I believe this changing real estate market is ripe with opportunities. People who own one or two investment properties (the people making up the “mom and pop” sector of the real estate investment world) should be getting ready to take advantage of opportunities that will arise in the next several months.
Prices should adjust downward some as the inventory for two- to four-unit complexes increases. When the market is “hot,” the pricing on this type of property is driven up by the frenzied market, similar to single-family home prices. However, prices on these properties will come down, as common sense prevails and inventory builds; and these smaller-unit complexes are great for the small investor. Why? They can be financed with conventional loans and are also treated much more favorably by the insurance companies and government regulations. If a property has more than four units, it is treated as a commercial enterprise, so it is much more expensive to finance and insure, and more strictly regulated by cities and counties. On two- to four-unit properties, lenders usually allow you to put less money down than is required on the over-four-unit complexes as well.
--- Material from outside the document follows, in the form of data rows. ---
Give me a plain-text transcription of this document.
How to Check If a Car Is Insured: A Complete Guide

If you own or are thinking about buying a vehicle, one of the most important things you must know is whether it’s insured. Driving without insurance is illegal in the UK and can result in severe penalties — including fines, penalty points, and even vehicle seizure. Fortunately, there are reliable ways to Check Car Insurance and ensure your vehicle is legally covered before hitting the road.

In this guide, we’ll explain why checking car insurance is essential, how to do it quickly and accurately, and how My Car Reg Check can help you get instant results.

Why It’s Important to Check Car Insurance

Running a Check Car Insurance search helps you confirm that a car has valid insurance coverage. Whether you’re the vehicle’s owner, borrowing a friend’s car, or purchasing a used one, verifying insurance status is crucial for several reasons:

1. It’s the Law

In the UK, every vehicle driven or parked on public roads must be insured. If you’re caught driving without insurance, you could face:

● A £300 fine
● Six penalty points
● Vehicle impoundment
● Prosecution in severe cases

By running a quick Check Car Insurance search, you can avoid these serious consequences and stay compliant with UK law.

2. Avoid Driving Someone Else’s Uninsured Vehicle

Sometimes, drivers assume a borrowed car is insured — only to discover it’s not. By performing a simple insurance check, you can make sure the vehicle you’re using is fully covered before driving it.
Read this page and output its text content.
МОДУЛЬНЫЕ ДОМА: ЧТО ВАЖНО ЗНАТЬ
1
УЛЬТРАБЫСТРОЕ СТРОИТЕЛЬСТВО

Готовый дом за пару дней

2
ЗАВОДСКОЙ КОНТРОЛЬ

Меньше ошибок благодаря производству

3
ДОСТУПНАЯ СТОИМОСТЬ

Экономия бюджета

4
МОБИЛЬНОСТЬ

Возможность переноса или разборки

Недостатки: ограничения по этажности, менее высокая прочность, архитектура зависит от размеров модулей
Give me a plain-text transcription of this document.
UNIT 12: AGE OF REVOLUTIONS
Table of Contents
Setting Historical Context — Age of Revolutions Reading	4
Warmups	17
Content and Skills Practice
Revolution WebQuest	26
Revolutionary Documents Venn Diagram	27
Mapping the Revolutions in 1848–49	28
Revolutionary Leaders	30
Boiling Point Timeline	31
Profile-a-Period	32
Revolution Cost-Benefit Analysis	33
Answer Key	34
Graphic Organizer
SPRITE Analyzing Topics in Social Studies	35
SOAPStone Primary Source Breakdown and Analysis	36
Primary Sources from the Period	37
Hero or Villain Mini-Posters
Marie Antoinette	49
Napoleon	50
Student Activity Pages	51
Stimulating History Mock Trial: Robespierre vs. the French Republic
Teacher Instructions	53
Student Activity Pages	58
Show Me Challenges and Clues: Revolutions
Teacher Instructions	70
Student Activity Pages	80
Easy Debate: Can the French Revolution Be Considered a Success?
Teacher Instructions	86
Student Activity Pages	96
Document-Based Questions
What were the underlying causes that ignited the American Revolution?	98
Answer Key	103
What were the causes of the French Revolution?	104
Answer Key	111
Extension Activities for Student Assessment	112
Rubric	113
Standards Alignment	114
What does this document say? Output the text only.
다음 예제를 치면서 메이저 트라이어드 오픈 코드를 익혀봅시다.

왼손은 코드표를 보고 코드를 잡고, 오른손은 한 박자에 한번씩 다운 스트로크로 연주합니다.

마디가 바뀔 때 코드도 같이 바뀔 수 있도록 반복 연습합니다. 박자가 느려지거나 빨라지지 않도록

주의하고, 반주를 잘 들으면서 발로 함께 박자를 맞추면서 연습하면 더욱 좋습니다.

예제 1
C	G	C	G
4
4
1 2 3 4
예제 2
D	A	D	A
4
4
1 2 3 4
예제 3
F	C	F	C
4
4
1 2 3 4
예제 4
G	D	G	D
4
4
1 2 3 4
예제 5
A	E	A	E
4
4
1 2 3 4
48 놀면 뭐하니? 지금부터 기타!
So what does all this mean for you? Well, if you can find residential investment properties that will provide cash flow without any loss for about 35 percent down, you may want to buy. And … you may not even need to put that much down, since lenders will allow as little as 20 percent down on nonowner-occupied multiple units. You may, however, need to be prepared to dig into personal and/or other properties’ income to offset payments when leveraging with the smaller down payment. Interest rates are quite good right now, in the mid-7 percent range for investment properties, and will usually run about 1 percent higher than a regular owner-occupied home loan rate, depending on qualification standards like credit, amount down, etc.
The other good news is that rents are on the rise. Because many would-be first-time buyers are being forced to rent, the number of rentals will be reduced, and rents will most likely increase in the next year or two.
If you have owned another investment property for several years, do not need the taxable positive cash flow it is creating today, and desire to build wealth with real estate, then now is the time to consider buying another property. You may want — after checking on future tax consequences, of course — to pull a reasonable amount of money out of your present property by refinancing and buy another. In effect, this is like getting a property for free. To leave your current equity, which probably increased rapidly over the past decade, underutilized would be wasteful. It would be wise to make that profit work for you.
You can’t always buy low and sell high, but you can be wise and prudent by using the opportunities that arise and the tools you have in creating wealth with residential real estate investments.